Welcome to the new, Pharohylaeus lactiferus ! This bee species native to the rainforests of eastern Australia had not been seen since 1923. At the time, only six specimens had been collected.

We owe this lovely discovery to James Dorey, who is currently a doctoral student at Flinders University. The latter recently ventured into the rainforests of Queensland and northern New South Wales as part of his thesis on the relationship between ground-nesting bees. Having learned of the possible disappearance of Pharohylaeus lactiferus in this Australian region, he also took the opportunity to conduct his own investigation.

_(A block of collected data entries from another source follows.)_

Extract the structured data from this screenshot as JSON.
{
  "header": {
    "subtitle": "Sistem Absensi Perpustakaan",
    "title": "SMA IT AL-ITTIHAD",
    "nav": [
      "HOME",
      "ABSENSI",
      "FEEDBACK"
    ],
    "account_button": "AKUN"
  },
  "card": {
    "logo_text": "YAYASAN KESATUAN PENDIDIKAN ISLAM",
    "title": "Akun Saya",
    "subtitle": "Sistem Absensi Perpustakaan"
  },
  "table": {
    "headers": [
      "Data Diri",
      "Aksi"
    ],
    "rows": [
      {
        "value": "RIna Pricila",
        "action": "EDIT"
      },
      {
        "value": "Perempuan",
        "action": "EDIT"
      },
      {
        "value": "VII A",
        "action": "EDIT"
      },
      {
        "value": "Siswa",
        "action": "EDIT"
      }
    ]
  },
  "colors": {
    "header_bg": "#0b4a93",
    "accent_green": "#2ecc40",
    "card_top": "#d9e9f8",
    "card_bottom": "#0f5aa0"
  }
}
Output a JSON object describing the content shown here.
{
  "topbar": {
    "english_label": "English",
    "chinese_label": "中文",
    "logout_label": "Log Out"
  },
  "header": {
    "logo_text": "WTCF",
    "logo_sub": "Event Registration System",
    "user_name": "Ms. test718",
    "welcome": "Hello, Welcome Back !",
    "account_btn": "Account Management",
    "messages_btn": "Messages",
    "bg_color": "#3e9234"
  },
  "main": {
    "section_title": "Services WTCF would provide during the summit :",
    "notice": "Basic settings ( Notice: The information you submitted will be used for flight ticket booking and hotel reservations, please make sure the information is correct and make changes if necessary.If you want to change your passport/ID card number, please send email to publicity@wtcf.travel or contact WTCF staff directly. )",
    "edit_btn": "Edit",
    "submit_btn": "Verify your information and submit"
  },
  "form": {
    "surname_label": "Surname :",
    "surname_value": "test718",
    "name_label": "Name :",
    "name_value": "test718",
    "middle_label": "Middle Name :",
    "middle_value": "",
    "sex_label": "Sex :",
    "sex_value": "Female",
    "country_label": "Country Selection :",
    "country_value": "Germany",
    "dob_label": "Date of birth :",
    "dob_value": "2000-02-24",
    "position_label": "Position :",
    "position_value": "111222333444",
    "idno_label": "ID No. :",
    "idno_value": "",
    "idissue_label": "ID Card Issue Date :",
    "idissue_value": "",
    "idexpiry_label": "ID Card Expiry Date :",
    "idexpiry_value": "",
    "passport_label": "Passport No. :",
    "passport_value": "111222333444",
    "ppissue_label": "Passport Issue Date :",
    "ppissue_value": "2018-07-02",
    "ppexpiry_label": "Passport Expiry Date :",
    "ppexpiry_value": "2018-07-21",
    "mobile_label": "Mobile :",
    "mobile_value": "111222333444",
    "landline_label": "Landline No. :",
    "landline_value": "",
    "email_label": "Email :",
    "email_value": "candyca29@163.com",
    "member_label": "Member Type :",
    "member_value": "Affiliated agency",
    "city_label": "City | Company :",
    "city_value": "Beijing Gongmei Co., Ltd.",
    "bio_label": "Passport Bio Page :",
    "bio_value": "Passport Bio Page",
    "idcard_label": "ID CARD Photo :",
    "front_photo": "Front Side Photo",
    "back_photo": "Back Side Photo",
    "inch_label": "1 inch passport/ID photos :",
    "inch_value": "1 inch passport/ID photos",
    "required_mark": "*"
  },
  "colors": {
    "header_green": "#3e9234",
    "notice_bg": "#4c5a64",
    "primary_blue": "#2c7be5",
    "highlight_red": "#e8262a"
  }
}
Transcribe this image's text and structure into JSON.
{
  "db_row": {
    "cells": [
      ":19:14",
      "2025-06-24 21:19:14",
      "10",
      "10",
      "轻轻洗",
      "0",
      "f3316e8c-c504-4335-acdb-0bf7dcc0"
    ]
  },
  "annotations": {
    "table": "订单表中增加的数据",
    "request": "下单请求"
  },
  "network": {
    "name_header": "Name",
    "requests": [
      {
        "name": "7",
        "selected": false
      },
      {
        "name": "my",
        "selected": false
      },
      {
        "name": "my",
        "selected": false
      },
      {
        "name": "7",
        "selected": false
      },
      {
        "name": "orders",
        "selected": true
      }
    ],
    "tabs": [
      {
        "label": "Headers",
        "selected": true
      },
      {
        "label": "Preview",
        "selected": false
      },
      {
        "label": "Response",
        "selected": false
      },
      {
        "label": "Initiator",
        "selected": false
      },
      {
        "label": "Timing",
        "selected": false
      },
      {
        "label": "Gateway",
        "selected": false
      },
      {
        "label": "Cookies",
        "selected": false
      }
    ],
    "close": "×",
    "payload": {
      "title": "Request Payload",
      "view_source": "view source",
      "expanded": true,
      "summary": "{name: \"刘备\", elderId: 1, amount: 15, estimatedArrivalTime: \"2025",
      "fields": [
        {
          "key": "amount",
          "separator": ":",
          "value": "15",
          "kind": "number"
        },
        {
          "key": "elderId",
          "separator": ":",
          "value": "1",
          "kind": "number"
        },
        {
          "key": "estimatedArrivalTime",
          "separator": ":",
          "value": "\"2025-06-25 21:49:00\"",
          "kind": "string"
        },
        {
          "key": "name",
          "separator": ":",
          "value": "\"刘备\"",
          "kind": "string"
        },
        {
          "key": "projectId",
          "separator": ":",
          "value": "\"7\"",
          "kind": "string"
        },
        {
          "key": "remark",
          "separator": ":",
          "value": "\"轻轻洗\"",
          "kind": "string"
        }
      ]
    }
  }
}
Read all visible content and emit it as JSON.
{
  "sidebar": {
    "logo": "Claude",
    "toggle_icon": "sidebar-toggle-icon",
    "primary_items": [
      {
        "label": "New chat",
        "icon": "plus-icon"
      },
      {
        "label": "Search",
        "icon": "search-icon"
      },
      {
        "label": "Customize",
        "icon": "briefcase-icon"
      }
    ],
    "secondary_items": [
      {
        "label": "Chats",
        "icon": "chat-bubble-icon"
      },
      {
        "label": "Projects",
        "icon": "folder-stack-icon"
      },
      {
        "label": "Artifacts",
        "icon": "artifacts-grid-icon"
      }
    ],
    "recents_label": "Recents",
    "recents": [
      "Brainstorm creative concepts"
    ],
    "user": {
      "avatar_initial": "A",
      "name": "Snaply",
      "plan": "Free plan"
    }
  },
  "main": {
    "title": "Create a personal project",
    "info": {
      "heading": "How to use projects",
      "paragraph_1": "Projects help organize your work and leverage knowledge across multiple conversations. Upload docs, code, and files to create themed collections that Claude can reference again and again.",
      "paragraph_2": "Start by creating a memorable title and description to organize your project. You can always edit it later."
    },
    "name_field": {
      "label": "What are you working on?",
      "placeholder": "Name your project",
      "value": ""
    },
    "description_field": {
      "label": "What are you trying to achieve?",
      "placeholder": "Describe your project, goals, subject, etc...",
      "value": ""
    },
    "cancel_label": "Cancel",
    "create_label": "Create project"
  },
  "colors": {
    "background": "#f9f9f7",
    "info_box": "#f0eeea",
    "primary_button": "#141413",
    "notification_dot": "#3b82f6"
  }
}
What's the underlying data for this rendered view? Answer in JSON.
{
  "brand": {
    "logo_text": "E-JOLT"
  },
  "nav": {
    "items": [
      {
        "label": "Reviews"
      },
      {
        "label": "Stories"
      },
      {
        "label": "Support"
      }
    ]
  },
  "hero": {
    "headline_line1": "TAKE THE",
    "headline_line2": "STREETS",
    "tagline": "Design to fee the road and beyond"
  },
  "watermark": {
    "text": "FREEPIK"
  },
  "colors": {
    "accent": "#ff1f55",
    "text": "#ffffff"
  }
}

Finally, the entomologist isolated several on three of the 245 sites studied, although there were a few false alarms along the way. “P. lactiferus is part of a group called the masked bees which are relatively hairless and have quite noticeable facial markings“, Explains the researcher. “This makes them easy to distinguish from other bees“.

A close-up portrait of Pharohylaeus lactiferus. The species has been sighted again 98 years after its discovery. Credit: James Dorey

According to the first analyzes of the entomologist, published in the Journal of Hymenoptera Research, P. lactiferus only evolves on the outskirts of tropical and subtropical forests. In addition, she only interested in the flowers of two trees : Stenocarpus sinuatis, says the tree fire wheel, and Brachychiton acerifolius, a bright red bell-flowering tree.

The researcher also notes that other bees pollinate the same flowers. In addition, if it were to become extinct, the species would not carry these plants with it. Of course, we don’t wish him luck.

Restore natural habitats

As the study points out, the greatest threats to ecosystems and species around the world are habitat loss, fragmentation and degradation. Australia is not spared. More than 40% of its forests and wooded areas have indeed been cleared since European colonization to serve breeding. Over the past 40 years, more than half of all clearing in Australia has taken place in Queensland.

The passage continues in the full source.